For the aviators, aircrew training consists of a series of lectures as well as around 25 flying hours per pilot and aircrewman dedicated to general Arctic-flying training. The course covers a full range of subjects including landing techniques in re-circulating snow, load lifting, embarkation and disembarkation of troops, landing on mountain peaks, navigation and formation flying in daytime and at night using NVGs.
Lt Cdr ‘Spidey’ Clarke the Snr TrgO at Bardufoss explained, “Operating in the Arctic winter is a matter of applying specific techniques to overcome a hostile environment, those undertaking flying training soon realise that what they experience at ‘Clockwork’ will probably be the most testing conditions they will ever encounter. If they can operate effectively here they can do so anywhere.”

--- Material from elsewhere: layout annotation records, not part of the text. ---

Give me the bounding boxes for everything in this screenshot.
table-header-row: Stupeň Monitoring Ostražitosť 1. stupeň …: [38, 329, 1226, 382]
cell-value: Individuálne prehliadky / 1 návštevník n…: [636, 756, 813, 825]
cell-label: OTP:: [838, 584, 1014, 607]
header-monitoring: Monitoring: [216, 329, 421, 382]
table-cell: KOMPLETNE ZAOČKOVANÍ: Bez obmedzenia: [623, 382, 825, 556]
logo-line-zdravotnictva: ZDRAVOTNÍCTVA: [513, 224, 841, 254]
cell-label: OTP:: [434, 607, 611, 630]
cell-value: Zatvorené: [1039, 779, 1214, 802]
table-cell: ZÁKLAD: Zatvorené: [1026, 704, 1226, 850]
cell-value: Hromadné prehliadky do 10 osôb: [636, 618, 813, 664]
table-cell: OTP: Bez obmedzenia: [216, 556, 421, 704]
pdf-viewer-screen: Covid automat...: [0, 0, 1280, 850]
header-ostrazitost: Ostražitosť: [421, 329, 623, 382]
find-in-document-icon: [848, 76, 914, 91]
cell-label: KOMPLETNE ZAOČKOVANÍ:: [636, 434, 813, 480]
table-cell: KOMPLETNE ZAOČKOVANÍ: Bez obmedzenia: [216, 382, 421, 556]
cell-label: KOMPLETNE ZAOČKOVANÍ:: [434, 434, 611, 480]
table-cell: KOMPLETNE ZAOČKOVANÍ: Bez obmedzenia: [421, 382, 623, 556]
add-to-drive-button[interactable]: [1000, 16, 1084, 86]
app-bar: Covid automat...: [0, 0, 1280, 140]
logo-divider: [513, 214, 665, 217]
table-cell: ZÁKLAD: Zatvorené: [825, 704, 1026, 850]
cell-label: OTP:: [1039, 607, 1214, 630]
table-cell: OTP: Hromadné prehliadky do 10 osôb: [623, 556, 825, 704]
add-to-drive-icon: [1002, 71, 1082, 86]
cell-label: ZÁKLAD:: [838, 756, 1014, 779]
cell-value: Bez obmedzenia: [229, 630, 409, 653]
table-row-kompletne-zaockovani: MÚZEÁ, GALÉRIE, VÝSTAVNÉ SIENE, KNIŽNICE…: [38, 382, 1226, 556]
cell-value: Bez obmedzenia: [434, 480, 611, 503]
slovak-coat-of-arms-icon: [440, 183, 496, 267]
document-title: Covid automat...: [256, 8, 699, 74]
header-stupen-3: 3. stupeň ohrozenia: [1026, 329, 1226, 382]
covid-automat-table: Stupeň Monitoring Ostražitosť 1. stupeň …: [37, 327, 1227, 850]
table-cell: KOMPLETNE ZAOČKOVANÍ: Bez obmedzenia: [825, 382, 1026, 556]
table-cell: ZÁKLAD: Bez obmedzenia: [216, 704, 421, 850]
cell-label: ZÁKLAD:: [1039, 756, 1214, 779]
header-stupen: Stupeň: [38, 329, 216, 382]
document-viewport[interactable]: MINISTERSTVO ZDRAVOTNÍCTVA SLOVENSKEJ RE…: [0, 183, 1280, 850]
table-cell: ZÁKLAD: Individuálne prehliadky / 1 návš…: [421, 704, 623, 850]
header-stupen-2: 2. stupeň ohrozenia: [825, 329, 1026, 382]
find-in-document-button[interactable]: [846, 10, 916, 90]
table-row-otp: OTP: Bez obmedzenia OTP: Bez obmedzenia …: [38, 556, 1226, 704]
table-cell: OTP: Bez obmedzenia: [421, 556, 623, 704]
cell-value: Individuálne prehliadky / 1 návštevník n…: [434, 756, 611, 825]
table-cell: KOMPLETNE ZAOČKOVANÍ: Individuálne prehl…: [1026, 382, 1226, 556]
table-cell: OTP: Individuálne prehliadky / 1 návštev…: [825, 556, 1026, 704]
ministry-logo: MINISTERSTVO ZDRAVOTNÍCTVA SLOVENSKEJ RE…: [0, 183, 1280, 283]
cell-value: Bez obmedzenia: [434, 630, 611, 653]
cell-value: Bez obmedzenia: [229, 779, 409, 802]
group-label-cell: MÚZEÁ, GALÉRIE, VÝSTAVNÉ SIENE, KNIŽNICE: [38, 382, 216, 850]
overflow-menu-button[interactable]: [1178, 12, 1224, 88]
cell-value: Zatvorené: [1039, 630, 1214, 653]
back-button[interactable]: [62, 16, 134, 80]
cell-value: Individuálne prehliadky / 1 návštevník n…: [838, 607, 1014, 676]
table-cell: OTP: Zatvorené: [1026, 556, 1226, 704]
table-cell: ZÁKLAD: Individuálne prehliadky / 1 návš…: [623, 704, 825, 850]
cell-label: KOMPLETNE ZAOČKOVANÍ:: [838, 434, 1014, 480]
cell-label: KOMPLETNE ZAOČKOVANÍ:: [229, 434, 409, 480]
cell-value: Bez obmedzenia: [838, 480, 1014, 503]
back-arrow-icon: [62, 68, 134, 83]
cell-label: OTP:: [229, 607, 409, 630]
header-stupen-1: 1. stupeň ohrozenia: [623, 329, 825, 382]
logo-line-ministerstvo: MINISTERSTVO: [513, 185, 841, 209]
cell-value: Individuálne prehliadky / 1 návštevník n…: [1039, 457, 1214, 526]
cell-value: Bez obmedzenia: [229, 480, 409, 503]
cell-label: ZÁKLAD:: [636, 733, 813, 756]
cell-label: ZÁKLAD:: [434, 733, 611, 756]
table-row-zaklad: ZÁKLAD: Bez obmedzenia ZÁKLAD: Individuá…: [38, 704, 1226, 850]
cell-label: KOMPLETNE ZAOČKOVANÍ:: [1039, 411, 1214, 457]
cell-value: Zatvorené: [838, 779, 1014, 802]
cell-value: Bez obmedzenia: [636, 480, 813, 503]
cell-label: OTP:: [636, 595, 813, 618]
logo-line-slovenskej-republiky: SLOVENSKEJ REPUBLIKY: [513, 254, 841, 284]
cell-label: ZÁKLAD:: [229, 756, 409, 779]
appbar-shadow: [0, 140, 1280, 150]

The rigours of annual mountain and cold weather survival and combat flying/field training 200 miles within the Arctic Circle enable CHF aircrew and support personnel to work in complete unison with members of 3 Cdo Bde and to cope with exigencies of Commando flying operations, aircraft maintenance, self support and point defence in the field in extremes of climate and mountainous terrain, without cause to rely on a 3rd party for assistance. Once again ‘Clockwork’ provides a relevant and highly valuable training environment for those on current Ops and on standby for Contingent Operations.